“Intelectualmente, el periodismo quita más que lo que da. En el trabajo forzado de las dos columnas diarias, el arte de escribir se transforma en una ocupación casi maquinal, en acto reflejo”, escribía el director de la Escuela Normal de Tucumán, Paul Groussac, desde París para “El Diario”, de Manuel Láinez, en 1883.
“Es un oficio como cualquier otro, que absorbe y gasta la inteligencia. En cambio de esa uniforme facilidad de improvisación, de cierto adiestramiento de la mano, se pierde el hábito del estudio, de la reflexión, y sobre todo la fuerza para luchar con la materia rebelde. Es fatal: el diario vive un día, como lo dice su nombre.
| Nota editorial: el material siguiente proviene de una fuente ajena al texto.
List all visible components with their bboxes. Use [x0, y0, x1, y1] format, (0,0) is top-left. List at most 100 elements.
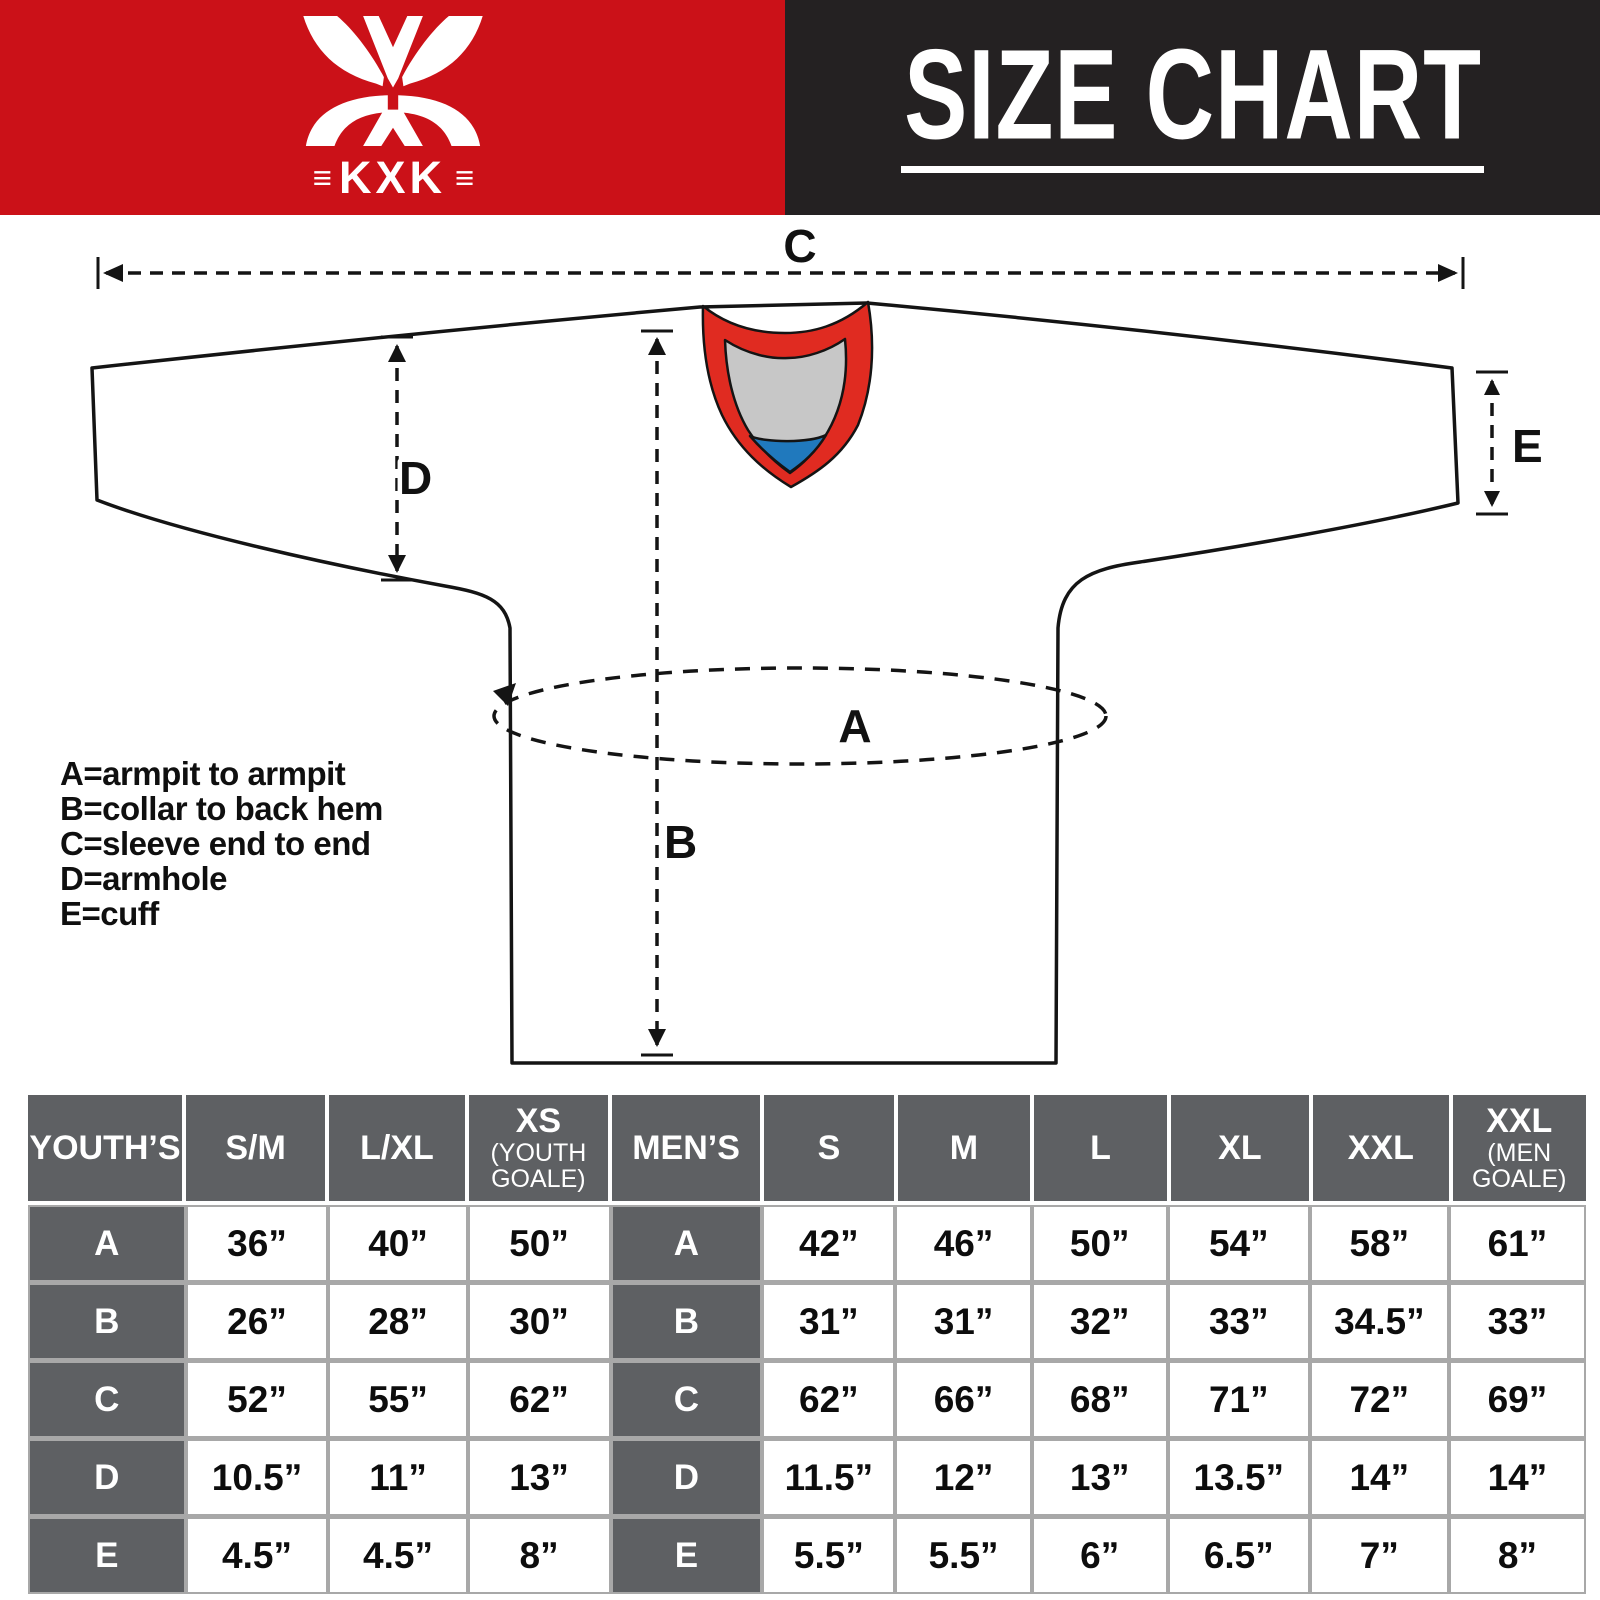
size-cell-youth: 28” — [330, 1285, 466, 1358]
size-cell-men: 11.5” — [764, 1441, 894, 1514]
size-cell-men: 61” — [1450, 1207, 1584, 1280]
logo-wordmark: ≡ KXK ≡ — [312, 151, 475, 203]
size-cell-men: 7” — [1311, 1519, 1447, 1592]
size-cell-youth: 13” — [469, 1441, 609, 1514]
size-cell-men: 5.5” — [897, 1519, 1030, 1592]
size-cell-men: 54” — [1169, 1207, 1308, 1280]
size-cell-men: 6” — [1033, 1519, 1166, 1592]
measure-label-b: B — [664, 816, 697, 868]
dim-d-arrow-up — [388, 344, 406, 362]
size-table: YOUTH’S S/M L/XL XS (YOUTH GOALE) MEN’S S M L XL X… — [28, 1095, 1586, 1594]
measure-label-d: D — [399, 452, 432, 504]
legend-line: B=collar to back hem — [60, 790, 383, 827]
header-cell-mens-group: MEN’S — [612, 1095, 761, 1201]
dim-b-arrow-down — [648, 1029, 666, 1047]
size-cell-men: 33” — [1169, 1285, 1308, 1358]
size-cell-men: 6.5” — [1169, 1519, 1308, 1592]
dim-ellipse-a — [492, 666, 1108, 766]
size-table-body: A 36” 40” 50” A 42” 46” 50” 54” 58” 61” B 26” 28” 30” B… — [28, 1205, 1586, 1594]
legend-line: C=sleeve end to end — [60, 825, 371, 862]
size-cell-men: 31” — [764, 1285, 894, 1358]
size-cell-men: 42” — [764, 1207, 894, 1280]
dim-a-arrow — [493, 683, 516, 706]
dim-b-arrow-up — [648, 337, 666, 355]
top-banner: ≡ KXK ≡ SIZE CHART — [0, 0, 1600, 215]
legend-line: E=cuff — [60, 895, 159, 932]
size-cell-men: 13” — [1033, 1441, 1166, 1514]
header-cell-men-size: S — [764, 1095, 894, 1201]
logo-text: KXK — [338, 151, 446, 203]
size-cell-men: 12” — [897, 1441, 1030, 1514]
dim-c-arrow-left — [103, 264, 123, 282]
size-cell-youth: 11” — [330, 1441, 466, 1514]
row-label-youth: E — [30, 1519, 184, 1592]
size-cell-youth: 62” — [469, 1363, 609, 1436]
size-cell-youth: 52” — [187, 1363, 327, 1436]
size-cell-men: 34.5” — [1311, 1285, 1447, 1358]
measurement-legend: A=armpit to armpit B=collar to back hem C=… — [60, 756, 383, 931]
jersey-outline — [90, 301, 1460, 1065]
size-cell-men: 69” — [1450, 1363, 1584, 1436]
size-cell-men: 58” — [1311, 1207, 1447, 1280]
row-label-men: A — [612, 1207, 761, 1280]
size-cell-men: 72” — [1311, 1363, 1447, 1436]
collar-accent — [748, 433, 828, 474]
size-cell-men: 31” — [897, 1285, 1030, 1358]
size-cell-youth: 40” — [330, 1207, 466, 1280]
size-cell-youth: 36” — [187, 1207, 327, 1280]
size-cell-men: 33” — [1450, 1285, 1584, 1358]
size-cell-men: 5.5” — [764, 1519, 894, 1592]
row-label-youth: C — [30, 1363, 184, 1436]
legend-line: D=armhole — [60, 860, 227, 897]
size-cell-men: 62” — [764, 1363, 894, 1436]
header-cell-men-size: XL — [1170, 1095, 1310, 1201]
measure-label-a: A — [838, 700, 871, 752]
size-cell-men: 71” — [1169, 1363, 1308, 1436]
row-label-men: E — [612, 1519, 761, 1592]
size-cell-youth: 10.5” — [187, 1441, 327, 1514]
size-cell-youth: 4.5” — [187, 1519, 327, 1592]
size-cell-youth: 4.5” — [330, 1519, 466, 1592]
size-cell-men: 8” — [1450, 1519, 1584, 1592]
header-cell-youths-group: YOUTH’S — [28, 1095, 182, 1201]
size-cell-youth: 55” — [330, 1363, 466, 1436]
size-cell-men: 68” — [1033, 1363, 1166, 1436]
legend-line: A=armpit to armpit — [60, 755, 346, 792]
size-cell-men: 14” — [1450, 1441, 1584, 1514]
page-title: SIZE CHART — [903, 22, 1482, 166]
size-cell-men: 13.5” — [1169, 1441, 1308, 1514]
dim-e-arrow-down — [1484, 491, 1500, 507]
measure-label-e: E — [1512, 420, 1543, 472]
size-table-header-row: YOUTH’S S/M L/XL XS (YOUTH GOALE) MEN’S S M L XL X… — [28, 1095, 1586, 1201]
jersey-diagram: C D B E A — [0, 215, 1600, 1095]
header-cell-men-size: L — [1034, 1095, 1167, 1201]
size-cell-men: 66” — [897, 1363, 1030, 1436]
logo-bars-left-icon: ≡ — [312, 158, 332, 196]
dim-d-arrow-down — [388, 555, 406, 573]
logo-bars-right-icon: ≡ — [455, 158, 474, 196]
header-cell-men-size: XXL (MEN GOALE) — [1452, 1095, 1586, 1201]
measure-label-c: C — [783, 220, 816, 272]
size-cell-men: 32” — [1033, 1285, 1166, 1358]
header-cell-youth-size: L/XL — [329, 1095, 465, 1201]
row-label-youth: D — [30, 1441, 184, 1514]
row-label-men: B — [612, 1285, 761, 1358]
size-cell-men: 14” — [1311, 1441, 1447, 1514]
row-label-youth: B — [30, 1285, 184, 1358]
row-label-men: D — [612, 1441, 761, 1514]
dim-c-arrow-right — [1438, 264, 1458, 282]
title-panel: SIZE CHART — [785, 0, 1600, 215]
row-label-men: C — [612, 1363, 761, 1436]
header-cell-men-size: XXL — [1313, 1095, 1449, 1201]
brand-panel: ≡ KXK ≡ — [0, 0, 785, 215]
row-label-youth: A — [30, 1207, 184, 1280]
kxk-logo-icon — [295, 15, 491, 151]
title-underline — [901, 165, 1484, 173]
size-cell-youth: 30” — [469, 1285, 609, 1358]
header-cell-youth-size: S/M — [185, 1095, 326, 1201]
size-cell-youth: 26” — [187, 1285, 327, 1358]
header-cell-men-size: M — [897, 1095, 1031, 1201]
dim-e-arrow-up — [1484, 379, 1500, 395]
size-cell-youth: 50” — [469, 1207, 609, 1280]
Se lee en el café, en el tranvía, para buscar novedades, informaciones, y regalarse un momento con la pimienta roja de las polémicas. ¿Para qué afanarse en la persecución del ‘mejor’ cuando el ‘regular’ es suficiente? ¿Quién graba obras maestras en la arena?”.
Pero pensaba que, al final, “en este mundo todo tiene su compensación. Por eso hay limpiabotas alegres y millonarios melancólicos. Cuando me hallaba en un claustro de Tucumán, royendo libros y borroneando papel, aparecíame de lejos la vida parisiense como paraíso intelectual. Figurábame con envidia la situación de los obreros de la inteligencia, que pueden comunicarse sus afanes, ayudarse y estimularse. Sin duda hay algo de eso; pero, en cambio ¡cuánta frivolidad y rivalidad mezquina! Por una lección de Renán o una conversación de Daudet, que fortalece y refresca ¡cuántas procesiones de títeres pretensiosos y vacíos! ¡Qué flecos bonitos, zurcidos a una trama vulgar y raída! Para el desarrollo completo, después de los 30 años, creo todavía que la soledad es preferible a la disipación de una gran capital”.